Much breaking of encryption depends on such tiny flaws. Maybe the 64 key only contains 60 bits of entropy. If you know why, that could result in 16 times less effort to break.

Famously Turing realised that because an Enigma machine couldn’t code a letter to itself, this provided leverage to decryption. It still needed a lot of effort and time to search the key space. But tiny gains like this brought brute force into tractability.
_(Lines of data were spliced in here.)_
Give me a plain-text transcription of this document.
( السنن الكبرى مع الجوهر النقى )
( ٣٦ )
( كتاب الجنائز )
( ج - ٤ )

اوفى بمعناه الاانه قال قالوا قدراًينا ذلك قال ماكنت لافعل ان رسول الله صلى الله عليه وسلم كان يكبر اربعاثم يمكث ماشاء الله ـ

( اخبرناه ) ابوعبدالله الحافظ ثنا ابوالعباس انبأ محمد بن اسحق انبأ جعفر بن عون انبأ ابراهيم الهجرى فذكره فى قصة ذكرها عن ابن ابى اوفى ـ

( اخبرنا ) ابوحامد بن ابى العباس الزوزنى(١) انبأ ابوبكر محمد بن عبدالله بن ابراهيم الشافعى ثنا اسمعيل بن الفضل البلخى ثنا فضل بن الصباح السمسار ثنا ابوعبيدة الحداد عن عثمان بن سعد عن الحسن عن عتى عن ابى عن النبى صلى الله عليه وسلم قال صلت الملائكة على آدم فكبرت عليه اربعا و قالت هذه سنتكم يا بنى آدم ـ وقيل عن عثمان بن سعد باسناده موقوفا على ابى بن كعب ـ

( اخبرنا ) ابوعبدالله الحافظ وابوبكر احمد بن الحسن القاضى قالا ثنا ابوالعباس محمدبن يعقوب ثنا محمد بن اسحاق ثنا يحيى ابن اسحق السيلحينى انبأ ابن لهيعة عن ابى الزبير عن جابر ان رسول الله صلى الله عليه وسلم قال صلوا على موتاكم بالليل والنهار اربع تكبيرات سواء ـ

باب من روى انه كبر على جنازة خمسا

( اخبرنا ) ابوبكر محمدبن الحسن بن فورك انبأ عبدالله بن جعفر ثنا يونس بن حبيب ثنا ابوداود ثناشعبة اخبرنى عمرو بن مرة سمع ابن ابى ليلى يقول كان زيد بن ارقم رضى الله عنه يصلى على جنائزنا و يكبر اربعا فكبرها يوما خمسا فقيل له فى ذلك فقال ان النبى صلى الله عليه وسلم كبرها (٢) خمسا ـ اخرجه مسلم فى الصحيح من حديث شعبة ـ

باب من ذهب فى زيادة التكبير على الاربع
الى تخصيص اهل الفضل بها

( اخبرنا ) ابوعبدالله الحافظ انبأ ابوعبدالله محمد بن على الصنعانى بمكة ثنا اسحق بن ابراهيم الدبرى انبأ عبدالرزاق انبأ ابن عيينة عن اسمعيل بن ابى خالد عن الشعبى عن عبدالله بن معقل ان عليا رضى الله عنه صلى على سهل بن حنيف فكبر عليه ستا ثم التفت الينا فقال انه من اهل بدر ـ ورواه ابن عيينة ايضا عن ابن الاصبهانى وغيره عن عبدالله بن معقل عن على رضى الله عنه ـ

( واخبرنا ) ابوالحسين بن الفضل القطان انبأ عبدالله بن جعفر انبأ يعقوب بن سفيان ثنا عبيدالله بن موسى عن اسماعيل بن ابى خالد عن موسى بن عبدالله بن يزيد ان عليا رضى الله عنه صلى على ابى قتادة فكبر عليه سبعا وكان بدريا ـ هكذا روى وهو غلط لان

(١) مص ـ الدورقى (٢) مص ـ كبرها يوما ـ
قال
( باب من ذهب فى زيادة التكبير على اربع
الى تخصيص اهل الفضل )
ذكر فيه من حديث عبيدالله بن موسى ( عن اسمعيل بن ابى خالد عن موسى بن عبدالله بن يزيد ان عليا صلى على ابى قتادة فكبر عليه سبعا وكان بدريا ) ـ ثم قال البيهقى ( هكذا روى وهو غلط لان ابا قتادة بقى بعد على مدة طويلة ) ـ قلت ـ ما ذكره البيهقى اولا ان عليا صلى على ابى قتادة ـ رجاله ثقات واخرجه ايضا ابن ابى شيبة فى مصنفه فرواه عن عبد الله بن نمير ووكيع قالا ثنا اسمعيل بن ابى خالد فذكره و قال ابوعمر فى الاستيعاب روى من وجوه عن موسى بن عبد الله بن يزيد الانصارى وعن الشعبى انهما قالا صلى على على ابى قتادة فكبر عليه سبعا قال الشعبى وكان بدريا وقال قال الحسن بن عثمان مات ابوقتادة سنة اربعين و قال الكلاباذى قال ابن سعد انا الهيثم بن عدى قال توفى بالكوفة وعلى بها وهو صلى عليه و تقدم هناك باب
With the lava lamps you might be able to use knowledge of small biases in the system to find correlations. The manner in which the camera scans the field, flicker in the lighting, and slight differences in camera sensitivity might mean that some parts of the image field contain local biases and correlations. You might be able to model this if you had access to a good number of generated numbers, or maybe just from access to the physical setup for long enough to take some pictures and video.
It would be a really fun project to see what defects actually exist.

Would observing Brownian motion come up with unpredictable results? And thus be random?

The math on that link is beyond me, and I do not see a firm conclusion, aside from:

[Off topic]
I once had an idea for an art project to fly kites off various high points in my city, each equipped with a microphone, and use the ambient noise recorded to change colours in a series of large glass tubes by adding ink and slowly moving the water through a filter, so colour change would be gradual. Obvious some predictable events like rush hour traffic would mean this project would not be random - but that was part of the point. It never got off the ground, so to speak.

Ya beat me to it. I think that’s very cool. And it’s just fun.

While the particles are considered suspended in the fluid, they might be denser than the fluid and gradually sink down over time. That’s a problem. Another issue is the resolution of the detector to motion. There has to be cut off for detecting a particle’s motion which affects the distribution. If this isn’t taken into account in doing the stats, that might skew things.

(I am slogging thru the Xarchive paper linked above. I am noticing some things that I consider abuse of language and over generalization. There seems to be ways to inefficiently generate random strings that pass the quantum program’s test. Something that may not be made clear here. Worse, I have doubts about doing the same but efficiently.)